MARABAL
A
Reynaldo Suárez
Yo nací, amada prodigiosa, en un
pueblecito arrullado por el canto de alborotadas guacharacas, el jolgorio de
las hojas de debiluchos platanales y el melodioso y rítmico correteo de su río,
que se perdía entre la blanca red de la arena para aparecer, más torrencial, en
otra parte, luego de recorrer un túnel acuoso que nunca conocí, por lo
infranqueable y lo hermético que era.
Marabal es el nombre de ese
pueblecito, ahora parroquia, amada generosa cual Yomo, el que me contaba
cuentos y me espantaba los duendes en las noches de miedo, que eran cuando
tronaba y relampagueaba, cual tío Vicente, que me regalaba cañas y naranjas chinas y me fabricaba zarandas, cual la
señora Sabina, que era la abuela de todos los niños marabaleros, cual la señora
Dorotea Frontado, que me obsequiaba mango carvá, cual Mercedes Lárez, que daba
de lo poco que tenía, y cual el señor
Felipe, que me brindaba ponche en las mañanas y cariñosamente secaba mis
lágrimas y acallaba mi llanto.
Andarín de mil caminos, amada tolerante de
mis impertinencias, !Cómo he añorado en mi incesante trajinar por el mundo la
fresca ternura de las aguas del río de mi infancia, en el que ahogué mis
dolores y disfruté de inenarrables alegrías¡
No he
visto, comprensiva amada, en las mil comarcas que he visitado, ni un paisaje,
ni un amanecer, ni un atardecer, ni un río como los de mi infancia distante en
Marabal.
Allí, devota amada, aprendí a amar los libros
llevado de la mano de Evelio Suárez, el que vivía en la hacienda Ramírez y me arreglaba la vieja victrola
traída por mi padre, Guzmán, de Trinidad.
Por Evelio, fervorosa amada, que me prestó El Conde de Montecristo, Aura o las violetas,
Las mil y una noches, Amalia, El Mártir del Gólgota, Los tres mosqueteros y María,
viajé a maravillosos mundos en alfombras mágicas, supe de la prisión de Edmundo
Dantés en el castillo de If y de su escape al morir el abate Farías, en el lienzo
de muerto que lo lanzó a la libertad; conocí la tristeza literaria tras el
fallecimiento de Aura y de María, me enteré de la muerte de Jesucristo,
crucificado, en el cerro de El Calvario; me hice mosquetero de la corte
francesa y amé a Amalia y odié al tirano
argentino Juan Manuel Rosas. Creo, tierna amada, que desde entonces, en mi
distante inocencia campesina, sentí repulsa hacia los dictadores.
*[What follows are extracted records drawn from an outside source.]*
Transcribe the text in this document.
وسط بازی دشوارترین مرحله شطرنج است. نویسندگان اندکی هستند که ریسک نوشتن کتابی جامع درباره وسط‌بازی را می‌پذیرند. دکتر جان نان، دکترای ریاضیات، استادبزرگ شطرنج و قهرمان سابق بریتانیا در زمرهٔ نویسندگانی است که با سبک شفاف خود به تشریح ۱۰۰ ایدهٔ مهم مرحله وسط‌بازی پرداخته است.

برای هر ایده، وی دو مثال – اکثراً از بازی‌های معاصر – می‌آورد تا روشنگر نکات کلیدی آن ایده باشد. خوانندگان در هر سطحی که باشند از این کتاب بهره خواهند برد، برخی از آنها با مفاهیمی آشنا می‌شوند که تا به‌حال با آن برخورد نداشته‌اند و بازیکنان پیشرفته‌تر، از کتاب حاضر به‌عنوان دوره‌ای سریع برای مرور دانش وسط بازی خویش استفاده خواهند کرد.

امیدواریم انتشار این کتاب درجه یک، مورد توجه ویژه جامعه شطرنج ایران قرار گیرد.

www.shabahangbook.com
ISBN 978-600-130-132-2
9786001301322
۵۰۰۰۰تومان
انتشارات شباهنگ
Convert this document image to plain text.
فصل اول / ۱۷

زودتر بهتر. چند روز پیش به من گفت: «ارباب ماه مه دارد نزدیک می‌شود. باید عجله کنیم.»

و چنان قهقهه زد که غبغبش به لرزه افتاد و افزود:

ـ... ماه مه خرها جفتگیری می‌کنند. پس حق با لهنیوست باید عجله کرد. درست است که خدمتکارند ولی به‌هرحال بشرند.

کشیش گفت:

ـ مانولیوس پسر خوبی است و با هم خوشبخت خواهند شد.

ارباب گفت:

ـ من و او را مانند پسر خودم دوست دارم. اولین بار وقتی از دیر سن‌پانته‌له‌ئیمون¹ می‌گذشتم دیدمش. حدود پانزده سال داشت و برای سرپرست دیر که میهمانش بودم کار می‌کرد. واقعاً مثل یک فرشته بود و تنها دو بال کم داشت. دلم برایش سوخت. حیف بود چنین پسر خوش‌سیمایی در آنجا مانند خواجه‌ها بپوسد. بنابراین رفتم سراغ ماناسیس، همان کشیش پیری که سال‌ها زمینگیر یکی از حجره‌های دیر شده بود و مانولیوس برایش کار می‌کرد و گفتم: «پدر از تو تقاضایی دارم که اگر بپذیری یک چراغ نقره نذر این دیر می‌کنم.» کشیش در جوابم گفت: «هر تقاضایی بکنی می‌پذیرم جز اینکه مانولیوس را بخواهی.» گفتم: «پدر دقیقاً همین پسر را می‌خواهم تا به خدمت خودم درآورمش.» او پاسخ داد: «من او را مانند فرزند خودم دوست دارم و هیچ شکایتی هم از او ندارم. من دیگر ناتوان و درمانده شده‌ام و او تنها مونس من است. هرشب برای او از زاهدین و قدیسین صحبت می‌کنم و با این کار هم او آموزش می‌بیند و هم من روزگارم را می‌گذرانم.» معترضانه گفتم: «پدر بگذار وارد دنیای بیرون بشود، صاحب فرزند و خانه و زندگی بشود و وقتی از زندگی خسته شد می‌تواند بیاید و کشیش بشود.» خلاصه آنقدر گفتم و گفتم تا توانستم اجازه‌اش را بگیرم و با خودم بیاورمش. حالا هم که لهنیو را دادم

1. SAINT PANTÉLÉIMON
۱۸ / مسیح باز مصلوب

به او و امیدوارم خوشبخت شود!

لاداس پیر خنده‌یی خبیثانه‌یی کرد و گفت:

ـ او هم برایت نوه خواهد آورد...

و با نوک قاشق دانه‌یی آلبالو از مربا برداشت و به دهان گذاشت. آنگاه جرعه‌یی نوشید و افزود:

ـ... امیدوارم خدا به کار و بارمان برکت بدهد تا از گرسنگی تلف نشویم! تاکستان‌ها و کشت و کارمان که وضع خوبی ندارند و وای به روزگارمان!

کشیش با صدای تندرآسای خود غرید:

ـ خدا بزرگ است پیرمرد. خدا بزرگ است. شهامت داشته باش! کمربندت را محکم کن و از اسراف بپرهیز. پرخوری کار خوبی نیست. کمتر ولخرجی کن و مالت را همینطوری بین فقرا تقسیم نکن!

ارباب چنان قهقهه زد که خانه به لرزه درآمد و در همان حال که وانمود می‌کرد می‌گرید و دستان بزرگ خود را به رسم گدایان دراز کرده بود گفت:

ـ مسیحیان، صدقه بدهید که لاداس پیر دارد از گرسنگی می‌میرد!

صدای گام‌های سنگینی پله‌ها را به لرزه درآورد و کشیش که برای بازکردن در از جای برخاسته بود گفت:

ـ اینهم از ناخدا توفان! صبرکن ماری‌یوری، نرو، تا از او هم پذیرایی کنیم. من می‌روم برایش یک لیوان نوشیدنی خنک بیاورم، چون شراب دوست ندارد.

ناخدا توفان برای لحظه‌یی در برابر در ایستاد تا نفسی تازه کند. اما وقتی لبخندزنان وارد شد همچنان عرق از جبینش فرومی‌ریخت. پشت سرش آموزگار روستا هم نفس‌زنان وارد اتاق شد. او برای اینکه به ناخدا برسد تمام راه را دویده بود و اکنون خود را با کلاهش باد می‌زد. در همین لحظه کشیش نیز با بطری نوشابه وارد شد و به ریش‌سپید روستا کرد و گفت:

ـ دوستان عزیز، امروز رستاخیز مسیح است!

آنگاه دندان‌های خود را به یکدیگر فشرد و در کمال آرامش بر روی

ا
En la hacienda Ramírez, amada infinita, había la única casa
de balcón de Marabal, a donde iba con frecuencia, y a la que he vuelto en alas
del sueño al igual que a la vieja casa donde nací, un febrero atormentado. No
sé por qué, amada encantadora, esta casa se me pareció a la de Amalia, la de la
novela homónima, ahora en mi
biblioteca, presentación muy lujosa, porque mi hijo Gustavo Adolfo, conocedor
de mi especial gusto por ese tesoro del romanticismo, me la compró en una librería
argentina.
Allí, candorosa amada, conocí a Paola, sobrina de Evelio e hija de Reynaldo,
quien para hacerme poner bravo me decía, sonriendo, que era mi novia.
Esta niña, floreciente amada, según mi patrón
de belleza de la infancia, me pareció feísima. No la he visto más, dulce amada,
ni tampoco a Reynaldo.
Pero sí estuve en Buenos Aires, escenario del
romance entre Amalia y Daniel, y de su
muerte por uno de los esbirros del tirano.